One of the tax breaks most sought after by businesses is the Job Creation Tax Credit, awarded to companies relocating or expanding in Ohio. The Ohio Department of Development is required by law to publish a report by August every year that lists the businesses receiving the credit, how many jobs they’ve created and retained and how much they’ve invested in new equipment or real estate.
But the last report available is for 2009. The report for 2010 is six months overdue. Department spokesperson Katie Sabatino said the report should be published in the next few weeks and that day-to-day operations and changes in how the department is organized have delayed the report.
Last year, about $55 million in tax credits were awarded to Ohio businesses in return for creating jobs. But The Enquirer reported in January that only half of the companies that received tax breaks for new jobs actually created the number they said they would.
Those findings were supported by Ohio attorney general Mike DeWine, whose staff studied 420 projects that had reached the end of their tax incentive agreements in 2010. Only 220, roughly half, had complied with all the terms of their agreements.
Most tax breaks made their way into state law years ago and have stayed there, diminishing tax revenue year after year with little follow-up to ensure they are still serving the public purpose they were meant for.
“They do not get reviewed,” Driehaus said. “We need a review to make sure these expenditures are serving their stated purpose.”
Exemptions abound for so many entities
Dozens of arcane tax breaks are on the books, each one costing the state money year after year.
By far the biggest category comes from the individual state income tax, something most taxpayers would be very reluctant to give up. Nearly $1.8 billion in individual income tax breaks were awarded in 2011 through personal and dependent exemptions, the joint filer credit, the retirement income credit and 29 others.
For businesses, 16 exemptions from the corporate activities tax, the state’s chief business tax, are available, and four from the corporate franchise tax.
Four breaks from the alcoholic beverage tax are available, including a sacramental wine exemption and a tax credit for small brewers.
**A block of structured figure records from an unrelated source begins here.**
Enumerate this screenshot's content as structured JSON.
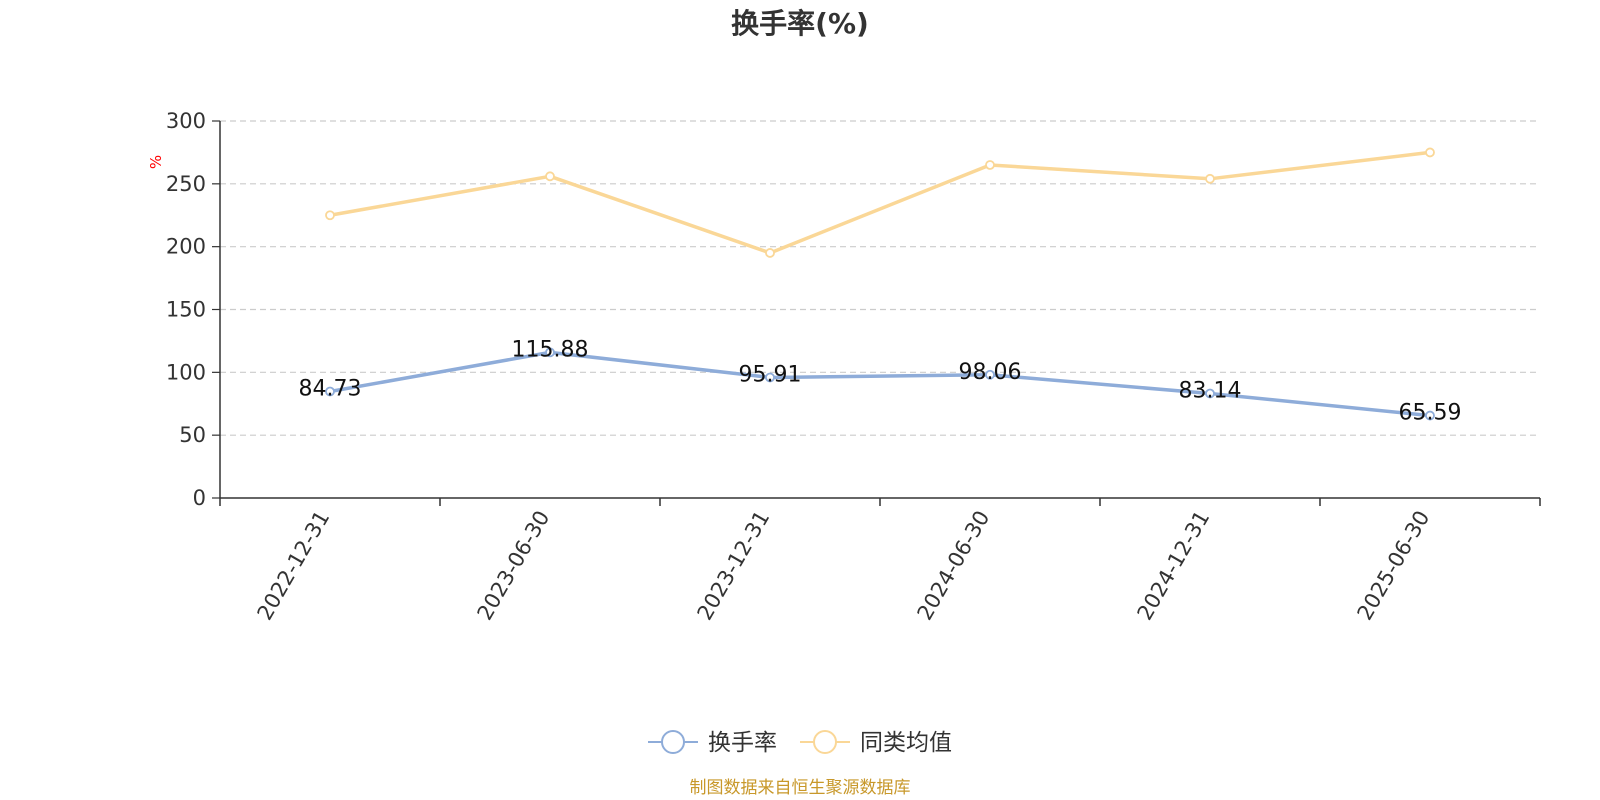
{
  "chart_data": {
    "type": "line",
    "title": "换手率(%)",
    "ylabel": "%",
    "xlabel": "",
    "categories": [
      "2022-12-31",
      "2023-06-30",
      "2023-12-31",
      "2024-06-30",
      "2024-12-31",
      "2025-06-30"
    ],
    "ylim": [
      0,
      300
    ],
    "yticks": [
      0,
      50,
      100,
      150,
      200,
      250,
      300
    ],
    "grid": true,
    "legend_position": "bottom-center",
    "series": [
      {
        "name": "换手率",
        "values": [
          84.73,
          115.88,
          95.91,
          98.06,
          83.14,
          65.59
        ],
        "labels": [
          "84.73",
          "115.88",
          "95.91",
          "98.06",
          "83.14",
          "65.59"
        ],
        "color": "#8eacd9",
        "show_labels": true
      },
      {
        "name": "同类均值",
        "values": [
          225,
          256,
          195,
          265,
          254,
          275
        ],
        "color": "#fad797",
        "show_labels": false
      }
    ]
  },
  "footer": {
    "source": "制图数据来自恒生聚源数据库"
  }
}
Although the state budget, the framework for $55 billion in spending, gets detailed review and must be formally approved every two years by the legislature, that’s not the case with the long list of tax breaks.
“The main problem with tax breaks is, unlike state spending, they’re not reviewed,” said Zach Schiller, research director with Policy Matters Ohio, a Columbus-based policy group.
His group backs the Driehaus bill. “It’s long overdue,” Schiller said.
Driehaus suggests that some of the breaks have outlived their usefulness, and could be ended, with the money deployed to more worthy programs.
“My suspicion is that there are millions that could be saved here and redirected to create jobs, to local governments for police and fire, to education for teaching jobs,” she said.
There appears to be support across political lines for some sort of regular review of tax expenditures. The Ohio Chamber of Commerce hasn’t taken a position on the Driehaus bill, but it has called for a thorough review and analysis of the benefits of each tax expenditure. “It’s essential for us that there be a mechanism in place, as well as funding, to model the impact of these deductions and credits,” said Dan Navin, a tax policy expert with the Ohio Chamber.
The tax breaks may have an economic return, Navin said, but that should be documented. “The state has to have a system where that kind of information is generated internally,” he said.
Because the legislation is sponsored by a Democrat, it faces an uncertain future in the Republican-controlled legislature. But Driehaus says it could be included as part of the next state budget bill.
The bill has three Republican co-sponsors, and a similar bill has been introduced in the Senate. The Driehaus bill, HB 446, has been assigned to the House Finance and Appropriations Committee.